Simbol Alarm Pada Genset & Cara Mematikannya

Tahukah kamu simbol pada genset mempunyai arti tersendiri lho. Sama halnya dengan peralatan teknologi atau kendaraan bermesin, genset juga mempunyai simbol dengan kegunaan dan fungsi masing-masing. Walaupun demikian, mayoritas para pengguna merasa bingung terkait simbol di genset tersebut. Bahkan banyak juga yang kebingungan dengan berbagai simbol yang kadang muncul di indikator genset.

Simbol Pada Genset

Nah di artikel ini, kami akan menjelaskan dengan singkat tentang simbol yang seringkali muncul di genset. Pembahasan ini tentunya akan menambah pengetahuan untuk kamu yang baru mempunyai genset, terutama tentang arti dari simbol-simbolnya.
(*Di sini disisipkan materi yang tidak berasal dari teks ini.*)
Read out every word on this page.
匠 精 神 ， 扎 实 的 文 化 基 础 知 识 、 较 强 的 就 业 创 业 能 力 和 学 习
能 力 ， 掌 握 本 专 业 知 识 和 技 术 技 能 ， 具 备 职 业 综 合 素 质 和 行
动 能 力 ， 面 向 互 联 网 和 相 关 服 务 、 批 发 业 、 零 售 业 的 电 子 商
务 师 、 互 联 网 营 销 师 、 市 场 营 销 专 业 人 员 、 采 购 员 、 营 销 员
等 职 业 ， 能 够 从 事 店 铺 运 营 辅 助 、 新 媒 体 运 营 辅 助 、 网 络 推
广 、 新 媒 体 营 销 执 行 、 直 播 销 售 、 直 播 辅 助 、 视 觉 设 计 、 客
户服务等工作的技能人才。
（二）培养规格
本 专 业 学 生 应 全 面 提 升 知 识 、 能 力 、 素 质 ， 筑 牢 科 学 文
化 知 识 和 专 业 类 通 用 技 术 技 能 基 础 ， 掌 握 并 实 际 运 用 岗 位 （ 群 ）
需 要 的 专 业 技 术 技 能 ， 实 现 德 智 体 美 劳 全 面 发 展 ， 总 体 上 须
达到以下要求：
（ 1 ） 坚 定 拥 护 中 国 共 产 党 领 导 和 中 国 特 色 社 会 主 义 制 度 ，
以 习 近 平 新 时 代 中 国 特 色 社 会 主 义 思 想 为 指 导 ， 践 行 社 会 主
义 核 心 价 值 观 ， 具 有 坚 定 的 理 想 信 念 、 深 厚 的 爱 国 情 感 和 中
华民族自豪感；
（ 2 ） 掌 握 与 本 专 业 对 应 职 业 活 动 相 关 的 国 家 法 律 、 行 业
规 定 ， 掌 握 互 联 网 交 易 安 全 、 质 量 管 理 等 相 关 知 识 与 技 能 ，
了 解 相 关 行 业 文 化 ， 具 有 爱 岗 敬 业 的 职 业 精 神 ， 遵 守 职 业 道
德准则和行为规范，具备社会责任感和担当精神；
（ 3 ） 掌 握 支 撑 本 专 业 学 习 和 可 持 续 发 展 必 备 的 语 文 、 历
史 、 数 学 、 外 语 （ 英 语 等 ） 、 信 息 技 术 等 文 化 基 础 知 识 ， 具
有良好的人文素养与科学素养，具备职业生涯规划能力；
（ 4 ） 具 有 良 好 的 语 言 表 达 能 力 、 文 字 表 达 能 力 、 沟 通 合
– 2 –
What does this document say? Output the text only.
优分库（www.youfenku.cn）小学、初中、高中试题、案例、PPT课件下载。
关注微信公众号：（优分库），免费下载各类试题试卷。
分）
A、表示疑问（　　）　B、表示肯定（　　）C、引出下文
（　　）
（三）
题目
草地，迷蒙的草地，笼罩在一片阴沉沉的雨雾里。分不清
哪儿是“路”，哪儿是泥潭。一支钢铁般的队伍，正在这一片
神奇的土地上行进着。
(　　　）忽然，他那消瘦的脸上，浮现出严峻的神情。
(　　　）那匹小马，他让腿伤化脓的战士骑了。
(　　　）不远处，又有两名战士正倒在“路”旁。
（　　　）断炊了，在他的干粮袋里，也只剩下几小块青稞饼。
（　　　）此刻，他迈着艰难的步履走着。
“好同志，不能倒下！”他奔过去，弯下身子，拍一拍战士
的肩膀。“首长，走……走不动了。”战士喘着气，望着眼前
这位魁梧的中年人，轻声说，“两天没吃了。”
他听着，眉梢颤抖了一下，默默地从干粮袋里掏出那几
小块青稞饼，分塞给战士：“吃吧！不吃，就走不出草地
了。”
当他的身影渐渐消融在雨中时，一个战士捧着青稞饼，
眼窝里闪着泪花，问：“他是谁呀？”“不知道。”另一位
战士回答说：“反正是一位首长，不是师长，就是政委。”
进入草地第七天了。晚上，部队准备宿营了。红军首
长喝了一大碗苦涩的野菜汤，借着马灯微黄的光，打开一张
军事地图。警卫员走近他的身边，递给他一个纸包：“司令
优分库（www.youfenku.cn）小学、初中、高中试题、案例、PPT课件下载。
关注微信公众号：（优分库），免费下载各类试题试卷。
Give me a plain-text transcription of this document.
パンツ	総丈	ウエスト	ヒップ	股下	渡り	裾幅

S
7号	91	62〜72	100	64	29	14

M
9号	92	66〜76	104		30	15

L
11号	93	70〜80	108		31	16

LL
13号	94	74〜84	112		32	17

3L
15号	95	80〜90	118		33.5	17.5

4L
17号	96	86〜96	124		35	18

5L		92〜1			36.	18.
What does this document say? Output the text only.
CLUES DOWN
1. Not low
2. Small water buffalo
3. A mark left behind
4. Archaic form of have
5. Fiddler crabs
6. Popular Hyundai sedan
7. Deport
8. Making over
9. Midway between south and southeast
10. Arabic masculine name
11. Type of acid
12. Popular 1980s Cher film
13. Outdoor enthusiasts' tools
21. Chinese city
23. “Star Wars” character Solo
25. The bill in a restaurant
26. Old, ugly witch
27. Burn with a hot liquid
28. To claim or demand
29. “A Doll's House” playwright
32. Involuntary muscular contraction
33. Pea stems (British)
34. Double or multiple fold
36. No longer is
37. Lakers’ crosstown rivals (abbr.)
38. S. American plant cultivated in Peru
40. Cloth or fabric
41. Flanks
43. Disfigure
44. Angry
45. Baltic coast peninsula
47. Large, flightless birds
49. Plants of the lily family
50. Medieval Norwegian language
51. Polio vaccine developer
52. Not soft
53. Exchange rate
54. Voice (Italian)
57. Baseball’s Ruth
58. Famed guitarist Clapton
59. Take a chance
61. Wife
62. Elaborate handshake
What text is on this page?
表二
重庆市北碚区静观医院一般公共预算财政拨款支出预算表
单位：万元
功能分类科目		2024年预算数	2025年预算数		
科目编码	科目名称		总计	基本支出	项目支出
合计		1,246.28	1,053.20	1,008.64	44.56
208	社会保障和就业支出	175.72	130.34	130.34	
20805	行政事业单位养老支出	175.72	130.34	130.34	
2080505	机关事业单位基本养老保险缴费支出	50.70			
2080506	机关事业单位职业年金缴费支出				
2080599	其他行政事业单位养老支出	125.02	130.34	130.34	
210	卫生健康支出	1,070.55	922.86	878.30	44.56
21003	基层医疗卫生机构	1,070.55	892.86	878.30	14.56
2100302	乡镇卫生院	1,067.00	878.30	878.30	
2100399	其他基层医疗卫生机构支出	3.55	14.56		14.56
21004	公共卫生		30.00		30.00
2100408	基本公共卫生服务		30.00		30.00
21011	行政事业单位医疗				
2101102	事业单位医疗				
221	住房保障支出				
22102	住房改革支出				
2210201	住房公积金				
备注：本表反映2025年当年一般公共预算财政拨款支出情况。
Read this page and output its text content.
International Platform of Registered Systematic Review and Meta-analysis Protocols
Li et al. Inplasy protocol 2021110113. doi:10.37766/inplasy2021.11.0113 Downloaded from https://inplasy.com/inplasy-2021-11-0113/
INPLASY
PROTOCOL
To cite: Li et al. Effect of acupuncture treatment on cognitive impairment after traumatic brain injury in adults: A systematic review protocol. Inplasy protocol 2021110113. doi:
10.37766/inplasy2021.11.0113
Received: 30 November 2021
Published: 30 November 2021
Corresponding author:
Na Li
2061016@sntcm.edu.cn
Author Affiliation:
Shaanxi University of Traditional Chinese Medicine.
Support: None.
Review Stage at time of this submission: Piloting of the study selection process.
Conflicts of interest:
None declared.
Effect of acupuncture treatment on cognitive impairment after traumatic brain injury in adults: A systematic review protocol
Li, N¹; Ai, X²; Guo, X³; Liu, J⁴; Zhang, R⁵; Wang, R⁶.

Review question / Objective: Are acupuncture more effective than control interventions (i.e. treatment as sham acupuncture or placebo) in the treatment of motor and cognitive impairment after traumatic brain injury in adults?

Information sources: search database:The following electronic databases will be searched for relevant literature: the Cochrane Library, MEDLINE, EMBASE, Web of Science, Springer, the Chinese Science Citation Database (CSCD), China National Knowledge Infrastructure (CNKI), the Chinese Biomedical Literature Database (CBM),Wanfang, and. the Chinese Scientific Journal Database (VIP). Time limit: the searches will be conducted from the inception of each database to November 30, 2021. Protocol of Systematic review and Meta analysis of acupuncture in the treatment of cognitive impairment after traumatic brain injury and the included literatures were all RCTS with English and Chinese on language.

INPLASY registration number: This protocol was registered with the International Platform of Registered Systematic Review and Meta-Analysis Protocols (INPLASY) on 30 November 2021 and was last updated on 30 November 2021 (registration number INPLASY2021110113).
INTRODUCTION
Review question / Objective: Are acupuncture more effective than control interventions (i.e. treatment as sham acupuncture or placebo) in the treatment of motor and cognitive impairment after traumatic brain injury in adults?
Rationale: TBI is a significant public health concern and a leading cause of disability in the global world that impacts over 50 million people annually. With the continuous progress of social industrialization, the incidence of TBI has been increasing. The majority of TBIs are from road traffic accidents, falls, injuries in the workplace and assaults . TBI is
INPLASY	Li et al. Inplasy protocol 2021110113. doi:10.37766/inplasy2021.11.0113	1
Baca Dulu : Rangkaian Kabel Genset

Simbol pada Genset

Lantas apa saja arti dari simbol-simbol yang tertera di genset? Berikut adalah penjelasan singkatnya.

Arti simbol alarm genset

Simbol-simbol yang tertera pada genset ini tentunya mempunyai berbagai perbedaan. Meski begitu, tetap mempunyai arti yang sama. Berikut di antaranya

  • Simbol berwarna kuning artinya genset sedang dinyalakan.
  • Simbol berwarna gelap artinya genset sedang dimatikan.
  • Baterai berwarna hijau artinya baterai genset dalam kondisi baik.
  • Baterai dengan ikon listrik artinya baterai sedang bermasalah dan tegangannya di bawah 9 Volt.
  • Tangki BBM full artinya BBM genset penuh.
  • Tangki BBM kosong artinya BBM genset kosong.
  • Simbol tanda seru yang ada di dalam segitiga kuning artinya genset sedang terjadi kerusakan.
  • Strip hitam artinya genset sedang baik-baik saja.
  • Listrik berwarna hijau artinya aliran listrik sedang menyala.
  • Listrik berwarna gelap artinya sedang terjadi pemadaman listrik.

Cara menyalakan simbol alarm deepsea

Untuk menyalakan mesin genset, terbilang cukup mudah. Berikut adalah tahapan-tahapannya.

  • Periksa ketersediaan bahan bakar dan bagian-bagian lainnya, seperti oli mesin, air accu, kabel, dan air radiator.
  • Jika tidak terdapat masalah, bukalah kotak panel dan tekan tombol Power untuk menyalakannya.
  • Untuk memanaskan gensetnya diperlukan waktu 10 menit.
  • Jika dipastikan sudah panas, genset sudah siap untuk digunakan.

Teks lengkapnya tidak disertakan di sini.